Pouvez-vous nous présenter ce que vous entendez par décroissance1 et qui en sont les principaux fondateurs ?
La notion de décroissance est née avec le développement de l’économie de marché durant les trente glorieuses. Les premiers à en parler sont ceux qui doutaient du développement et du progrès perpétuel tels qu’ils ont été présentés après la seconde guerre mondiale. En effet, l’idéologie du développement, donc de la croissance économique, s’est imposée au monde en 1949 lorsque le président américain Harry Truman a déclaré que pour le bien de l’humanité il fallait développer et étendre le modèle économique des Etats Unis à l’échelle planétaire. Mais c’est à partir des années soixante que sont posées les premières bases de la décroissance notamment avec les travaux de l’économiste américain d’origine roumaine Nicholas Georgescu Roegen sur l’entropie2. L’entropie démontre que nous sommes dans un monde fini et qu’il ne peut y avoir de croissance infinie. Ses travaux seront récompensés par un prix Nobel.
Aujourd’hui, les principaux “penseurs” de la décroissance en France sont Serge Latouche, Paul Aries, Jean-Pierre Dupuy, Pierre Rabhi, André Gorz... tous reconnus par les objecteurs de croissance ; ils font suite aux précurseurs comme Jacques Ellul, Yvan Illich, Cornélius Castoriadis, Bernard Charbonneau, François Partant, François Terrasson... et Fournier et Gébé, malheureusement partis trop tôt !
Aujourd’hui, de nouveaux auteurs se positionnent sur cette thématique : Yves Paccalet auteur de deux livres dont le très controversé “L’humanité doit disparaître, bon débarras”, et Jean-Paul Besset.
Pouvez-vous nous présenter les Objecteurs de Croissance (OC) ? Est-ce un groupe de réflexion, un mouvement politique... ?

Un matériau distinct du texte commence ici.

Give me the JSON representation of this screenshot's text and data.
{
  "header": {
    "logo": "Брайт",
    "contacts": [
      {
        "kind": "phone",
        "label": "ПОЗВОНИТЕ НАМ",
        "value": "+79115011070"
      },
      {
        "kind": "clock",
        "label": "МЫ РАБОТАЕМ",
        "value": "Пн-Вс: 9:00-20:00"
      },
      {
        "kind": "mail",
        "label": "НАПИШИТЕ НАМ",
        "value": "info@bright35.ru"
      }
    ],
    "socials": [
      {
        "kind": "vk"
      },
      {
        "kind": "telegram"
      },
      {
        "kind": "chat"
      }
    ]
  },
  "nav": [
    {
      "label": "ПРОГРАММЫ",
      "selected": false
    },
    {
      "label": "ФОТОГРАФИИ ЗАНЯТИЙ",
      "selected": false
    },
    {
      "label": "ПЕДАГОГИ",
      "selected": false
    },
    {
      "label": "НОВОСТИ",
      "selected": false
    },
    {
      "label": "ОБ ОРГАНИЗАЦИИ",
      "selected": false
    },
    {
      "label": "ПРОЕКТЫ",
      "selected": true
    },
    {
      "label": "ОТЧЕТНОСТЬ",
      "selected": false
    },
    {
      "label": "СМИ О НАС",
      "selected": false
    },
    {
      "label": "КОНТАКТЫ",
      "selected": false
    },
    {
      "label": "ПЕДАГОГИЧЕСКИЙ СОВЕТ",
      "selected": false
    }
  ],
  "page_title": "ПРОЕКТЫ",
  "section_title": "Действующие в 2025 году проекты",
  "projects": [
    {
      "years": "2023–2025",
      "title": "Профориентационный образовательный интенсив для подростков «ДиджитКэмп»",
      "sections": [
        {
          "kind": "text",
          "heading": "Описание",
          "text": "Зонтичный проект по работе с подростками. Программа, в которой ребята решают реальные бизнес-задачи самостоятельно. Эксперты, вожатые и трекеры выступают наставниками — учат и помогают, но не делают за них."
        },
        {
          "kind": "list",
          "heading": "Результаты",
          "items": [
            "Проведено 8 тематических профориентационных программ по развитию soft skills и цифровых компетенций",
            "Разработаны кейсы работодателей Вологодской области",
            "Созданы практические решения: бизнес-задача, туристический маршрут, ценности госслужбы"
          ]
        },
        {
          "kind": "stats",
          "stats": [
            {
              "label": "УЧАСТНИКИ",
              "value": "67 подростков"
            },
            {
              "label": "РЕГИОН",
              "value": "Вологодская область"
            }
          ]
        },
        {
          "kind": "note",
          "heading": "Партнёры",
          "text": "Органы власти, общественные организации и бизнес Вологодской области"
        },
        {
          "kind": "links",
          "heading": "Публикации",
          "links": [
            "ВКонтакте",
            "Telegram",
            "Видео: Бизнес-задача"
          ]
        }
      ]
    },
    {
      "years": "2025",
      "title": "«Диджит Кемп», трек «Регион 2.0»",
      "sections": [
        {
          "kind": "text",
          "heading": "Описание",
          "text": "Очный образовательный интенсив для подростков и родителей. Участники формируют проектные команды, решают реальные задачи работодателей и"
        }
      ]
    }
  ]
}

Les Objecteurs de Croissance sont ce que les médias appellent les “décroissants”. C’est un mouvement complètement informel qui regroupe différentes sensibilités. L’objectif des rencontres de Royère de Vassivière était justement de réunir les différents courants de la décroissance, toutes familles confondues (personnes engagées dans la simplicité volontaire, militants associatifs ou politiques), par le biais du ROCADe (Réseau des objecteurs de croissance et de l’après-développement).

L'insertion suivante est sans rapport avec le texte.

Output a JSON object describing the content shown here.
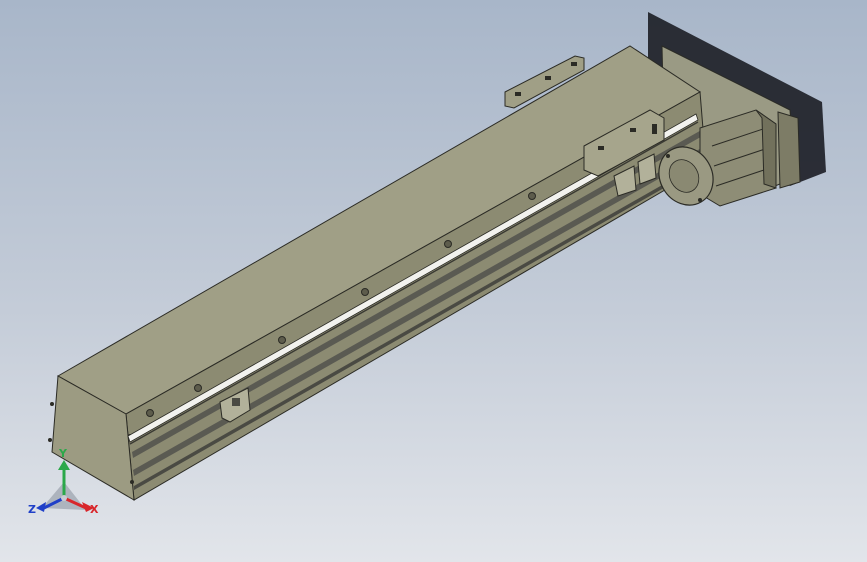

Ces secondes rencontres nous ont permis de définir ensemble une vision à moyen terme : les rencontres des OC seront dorénavant organisées par le ROCADe, ainsi que des actions spécifiques et médiatiques (marches, colloques, etc ... ). Les militants politiques eux, vont créer un mouvement dont le nom n’est pas encore défini, mais qui permettra d’oeuvrer au sein de la mouvance altermondialiste. C’est pour rassembler les sympathisants que nous lançons l’appel “des objectrices et objecteurs de croissance pour d’autres mondes possibles”. L’objectif étant d’être visible au sein du mouvement social en France et en Europe et de préparer les élections européennes pour diffuser nos idées sur tout le continent.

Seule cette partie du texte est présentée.